The exposed tenants have not downsized their local presence, and most of Scranton’s industrial tenants remain in place. Additionally, major leases were signed by Geodis, Kane Logistics and Lowe's. Even with millions of square feet in speculative space arriving, the market's overhead vacancies actually trended down over the second half of the year.

"The Greater Scranton industrial market is not only surviving the pandemic, but thriving in it," said Jim Cummings, vice president of marketing for Mericle Commercial Real Estate Services, the market's largest developer of logistics space. "We traditionally compete against northern and central New Jersey and other parts of eastern Pennsylvania, but those areas are becoming overdeveloped and expensive. Right now, we have the right combination of interstate access, tax incentives and workforce.'

This bodes well for Scranton’s future. There's still about 2.5 million square feet of logistics space under construction; much of it is speculative. Given the market easily filled this amount of space throughout this turbulent year, it looks likely that demand will keep up with the new supply through 2021.

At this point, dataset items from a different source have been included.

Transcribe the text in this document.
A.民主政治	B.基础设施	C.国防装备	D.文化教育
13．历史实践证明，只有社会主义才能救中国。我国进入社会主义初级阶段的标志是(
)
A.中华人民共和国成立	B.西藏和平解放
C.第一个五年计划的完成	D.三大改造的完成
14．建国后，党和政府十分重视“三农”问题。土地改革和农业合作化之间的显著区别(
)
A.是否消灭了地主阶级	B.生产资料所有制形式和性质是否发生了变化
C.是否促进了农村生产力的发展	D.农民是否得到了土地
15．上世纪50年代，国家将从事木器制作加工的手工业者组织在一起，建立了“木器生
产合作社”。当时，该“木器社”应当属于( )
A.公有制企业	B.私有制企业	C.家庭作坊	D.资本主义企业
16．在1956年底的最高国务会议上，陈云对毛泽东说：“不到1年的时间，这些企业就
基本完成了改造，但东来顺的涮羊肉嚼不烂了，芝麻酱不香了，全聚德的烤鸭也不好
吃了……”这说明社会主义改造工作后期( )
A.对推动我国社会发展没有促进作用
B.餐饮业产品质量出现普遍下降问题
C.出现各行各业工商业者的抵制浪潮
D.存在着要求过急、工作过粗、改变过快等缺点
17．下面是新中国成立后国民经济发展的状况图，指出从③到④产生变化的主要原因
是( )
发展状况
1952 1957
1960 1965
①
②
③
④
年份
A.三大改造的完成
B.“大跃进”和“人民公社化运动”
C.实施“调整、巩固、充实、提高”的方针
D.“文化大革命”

"The key for us going forward is whether we'll be able to find enough developable land in this market to keep up with demand," Cummings said. "Our mountainous terrain and past industrial history mean we don’t have a lot of available flat land with utilities near our interstates. We often have to take sites most other developers would pass up and find creative ways to shape them into viable business parks."

Experience with creative development might be a plus in the near future as developers look to rapidly adapt to the e-commerce boom. Empty shopping malls, vacated department stores and even repurposed mines are being sought after across the state for redevelopment and expansion.

There are more than a few high-vacancy shopping malls in Scranton and quite a bit of empty shopping centers, too. It probably won't come to this, but there's plenty of abandoned coal mines here as well.

Scranton's reign might be brief; there’s a lot of space in Lehigh that could lease any day. Regardless, her future looks quite promising.